Jesús ha sido invitado a la mesa de la casa de un gobernante, quien era fariseo. Uno de los invitados le dice a Jesús: “…bienaventurado el que coma pan en el reino de Dios”.  Me impresiona porque, toda la plática girará en torno al reino.

La frase de aquel hombre llama tan poderosamente la atención del Señor, que él le responde al primero: “Un hombre hizo una gran cena, y convidó a muchos.Y a la hora de la cena envió a su siervo a decir a los convidados: Venid, que ya todo está preparado.”  Estoy convencido que la cena representa a la cena de las bodas del Cordero, aquel gran evento que ocurrirá cuando nosotros, su iglesia, nos unamos con nuestro esposo, Jesucristo, para estar toda una eternidad con él. Nunca olvides que Apocalipsis 19:9 lo menciona: “Bienaventurados los que son llamados a la cena de las bodas del Cordero.”

Pero lo que a continuación cuenta el Señor, es verdaderamente triste: “Y todos a una comenzaron a excusarse…”

1) La excusa del primero, si sigues leyendo el texto, es que “había comprado una hacienda y necesitaba ir a verla”. Es impresionante la cantidad de personas que, por estar concentrados en las posesiones de este mundo y lo que el dinero puede comprar, nunca atenderán la invitación de Jesús a entrar en el reino.

2) El segundo dijo:  “He comprado cinco yuntas de bueyes, y voy a probarlos; te ruego que me excuses.”. Este representa a los enfocados en el trabajo.

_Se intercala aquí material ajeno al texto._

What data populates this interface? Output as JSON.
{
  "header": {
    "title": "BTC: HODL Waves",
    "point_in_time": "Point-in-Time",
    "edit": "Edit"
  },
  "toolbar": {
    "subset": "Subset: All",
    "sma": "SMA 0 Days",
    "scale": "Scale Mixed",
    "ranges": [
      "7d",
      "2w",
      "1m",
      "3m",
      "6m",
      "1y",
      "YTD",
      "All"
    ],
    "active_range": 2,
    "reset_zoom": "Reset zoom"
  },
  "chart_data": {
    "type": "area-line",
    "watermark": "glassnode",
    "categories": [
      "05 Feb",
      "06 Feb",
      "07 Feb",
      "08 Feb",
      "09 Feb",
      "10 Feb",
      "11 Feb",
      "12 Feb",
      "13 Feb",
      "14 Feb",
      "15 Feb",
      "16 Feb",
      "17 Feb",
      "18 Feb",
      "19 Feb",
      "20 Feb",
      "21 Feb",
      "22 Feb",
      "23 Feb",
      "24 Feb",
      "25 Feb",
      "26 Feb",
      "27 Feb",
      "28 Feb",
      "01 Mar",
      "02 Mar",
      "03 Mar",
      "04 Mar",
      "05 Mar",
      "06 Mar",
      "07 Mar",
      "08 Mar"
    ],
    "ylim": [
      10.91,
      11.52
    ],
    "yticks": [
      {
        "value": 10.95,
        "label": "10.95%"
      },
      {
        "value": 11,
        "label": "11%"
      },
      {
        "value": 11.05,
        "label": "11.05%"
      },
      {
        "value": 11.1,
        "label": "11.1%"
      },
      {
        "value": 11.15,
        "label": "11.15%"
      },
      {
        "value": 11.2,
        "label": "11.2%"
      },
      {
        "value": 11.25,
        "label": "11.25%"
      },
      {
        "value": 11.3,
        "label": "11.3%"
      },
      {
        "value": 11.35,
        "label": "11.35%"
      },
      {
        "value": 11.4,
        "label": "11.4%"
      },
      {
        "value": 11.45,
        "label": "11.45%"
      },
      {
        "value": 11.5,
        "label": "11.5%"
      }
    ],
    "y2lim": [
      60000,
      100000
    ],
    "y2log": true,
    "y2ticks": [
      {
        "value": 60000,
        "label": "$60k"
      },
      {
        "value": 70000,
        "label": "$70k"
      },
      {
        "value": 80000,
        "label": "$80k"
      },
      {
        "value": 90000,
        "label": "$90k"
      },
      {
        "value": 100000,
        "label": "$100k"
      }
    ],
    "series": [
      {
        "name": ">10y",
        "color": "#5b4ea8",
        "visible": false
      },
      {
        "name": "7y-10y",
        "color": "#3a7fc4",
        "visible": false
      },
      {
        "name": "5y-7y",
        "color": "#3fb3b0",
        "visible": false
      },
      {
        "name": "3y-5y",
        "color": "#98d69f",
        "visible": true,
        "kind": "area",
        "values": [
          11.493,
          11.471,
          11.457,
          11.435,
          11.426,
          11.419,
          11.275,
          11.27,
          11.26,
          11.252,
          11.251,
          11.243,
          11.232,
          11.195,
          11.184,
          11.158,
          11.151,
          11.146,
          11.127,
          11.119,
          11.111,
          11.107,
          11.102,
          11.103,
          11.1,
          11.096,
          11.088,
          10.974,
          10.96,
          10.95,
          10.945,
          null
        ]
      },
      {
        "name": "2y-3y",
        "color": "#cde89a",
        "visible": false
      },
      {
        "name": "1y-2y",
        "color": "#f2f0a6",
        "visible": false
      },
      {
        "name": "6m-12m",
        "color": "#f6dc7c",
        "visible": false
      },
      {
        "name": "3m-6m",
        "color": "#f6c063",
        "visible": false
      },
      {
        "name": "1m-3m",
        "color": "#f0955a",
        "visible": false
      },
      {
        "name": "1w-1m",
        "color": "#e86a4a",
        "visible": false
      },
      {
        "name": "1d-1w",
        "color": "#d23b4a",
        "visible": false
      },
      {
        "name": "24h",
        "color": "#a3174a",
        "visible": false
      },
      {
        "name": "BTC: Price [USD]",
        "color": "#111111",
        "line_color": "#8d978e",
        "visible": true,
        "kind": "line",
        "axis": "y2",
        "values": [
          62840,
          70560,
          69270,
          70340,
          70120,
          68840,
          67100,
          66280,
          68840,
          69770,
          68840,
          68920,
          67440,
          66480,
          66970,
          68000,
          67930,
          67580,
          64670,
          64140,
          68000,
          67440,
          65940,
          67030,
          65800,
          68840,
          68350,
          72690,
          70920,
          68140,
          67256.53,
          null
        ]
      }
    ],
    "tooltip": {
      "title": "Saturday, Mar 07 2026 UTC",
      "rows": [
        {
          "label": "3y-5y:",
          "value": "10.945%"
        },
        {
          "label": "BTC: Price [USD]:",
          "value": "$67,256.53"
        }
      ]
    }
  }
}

Trabajar nunca será malo…es más creo que ser irresponsable con nuestras obligaciones financieras de la familia o personales, es execrable, pero desatender el llamado a arrepentimiento por estar concentrados en lo primero, es catastrófico.

3) El tercero dijo: “Acabo de casarme, y por tanto no puedo ir.”. Para muchísimos, “La “esposita” y “los hijitos” y “los compromisitos familiares”, son #1 en su lista de prioridades, lo que les impide, no solamente buscar el reino de Dios y su justicia, sino participar de le ministro de su iglesia local y, ya ni digamos, congregarse.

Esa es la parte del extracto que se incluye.